TL;DR:
- Using LDO to drop voltage from Lipo to stable 3V
- LDO Vout can be adjusted with Voltage Divider
- Lipo from 4.2V to 3.4V, Vout = 3V
- Lipo below 3.4V, Vout = 2.3V => How to adjust Vout of LDO with Feedback voltage from Lipo
Problem:
Recently, I am doing a small project to create a Rechargeable Lipo Battery Pack for my old Gameboy. Gameboy only accepts power in range 1.8V - 3.2V (as I researched). So that, in my design, I use a LDO AP2127K-ADJ (datasheet) to drop voltage from a Lipo battery to 3V to use with it.
Vout is calculated with the formula:
$$V_{\text{OUT}} = V_{\text{REF}}\left(1 + \frac{R_1}{R_2}\right)$$ with \$V_{\text{REF}} = 0.8\text{ V}\$ (according AP2127-ADJ datasheet).
Besides that, on Gameboy machine, there is one Low Power Indicator Led which will be trigger when voltage input from power pack is below 2.3V. I want to use that LED to announce me whenever Lipo battery is at 15% capacity (Lipo at 3.4V). My idea is switch R2 to another value when Lipo reach 3.4V => Vout will be adjusted to 2.3V => Low Power Led will be triggered.
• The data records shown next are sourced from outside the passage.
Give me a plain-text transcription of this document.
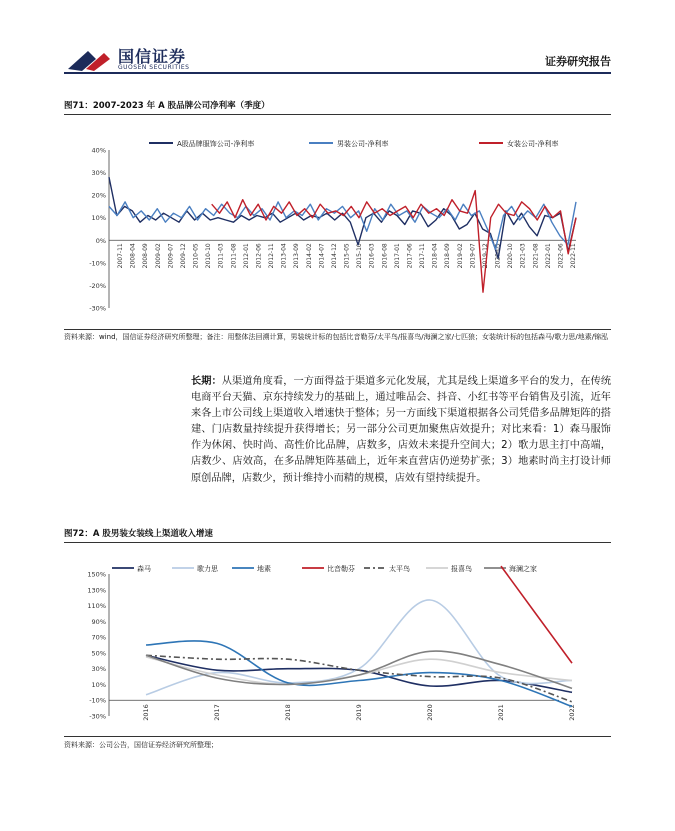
国信证券
GUOSEN SECURITIES	证券研究报告
图71：2007-2023 年 A 股品牌公司净利率（季度）
A股品牌服饰公司-净利率	男装公司-净利率	女装公司-净利率
40%
30%
20%
10%
0%
-10%
-20%
-30%
2007-11 2008-04 2008-09 2009-02 2009-07 2009-12 2010-05 2010-10 2011-03 2011-08 2012-01 2012-06 2012-11 2013-04 2013-09 2014-02 2014-07 2014-12 2015-05 2015-10 2016-03 2016-08 2017-01 2017-06 2017-11 2018-04 2018-09 2019-02 2019-07 2019-12 2020-05 2020-10 2021-03 2021-08 2022-01 2022-06 2022-11
资料来源：wind，国信证券经济研究所整理；备注：用整体法回溯计算，男装统计标的包括比音勒芬/太平鸟/报喜鸟/海澜之家/七匹狼；女装统计标的包括森马/歌力思/地素/锦泓
长期：从渠道角度看，一方面得益于渠道多元化发展，尤其是线上渠道多平台的发力，在传统电商平台天猫、京东持续发力的基础上，通过唯品会、抖音、小红书等平台销售及引流，近年来各上市公司线上渠道收入增速快于整体；另一方面线下渠道根据各公司凭借多品牌矩阵的搭建、门店数量持续提升获得增长；另一部分公司更加聚焦店效提升；对比来看：1）森马服饰作为休闲、快时尚、高性价比品牌，店数多，店效未来提升空间大；2）歌力思主打中高端，店数少、店效高，在多品牌矩阵基础上，近年来直营店仍逆势扩张；3）地素时尚主打设计师原创品牌，店数少，预计维持小而精的规模，店效有望持续提升。
图72：A 股男装女装线上渠道收入增速
森马	歌力思	地素	比音勒芬	太平鸟	报喜鸟	海澜之家
150%
130%
110%
90%
70%
50%
30%
10%
-10%
-30%	2016	2017	2018	2019	2020	2021	2022
资料来源：公司公告，国信证券经济研究所整理；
At this moment, I am thinking about using transistors as switchs like below image but don't know how to do it probally (drive Q1, Q2 so at time, only one transistor is opened and another is closed):
- Lipo from 4.2V to 3.4V, Q1 close, Q2 open => V1 = 2.96V
- Lipo below 3.4V, Q1 open, Q2 close => V1 = 2.29
Could you give me some hint/solution for my problem? Your support is greatly appreciated!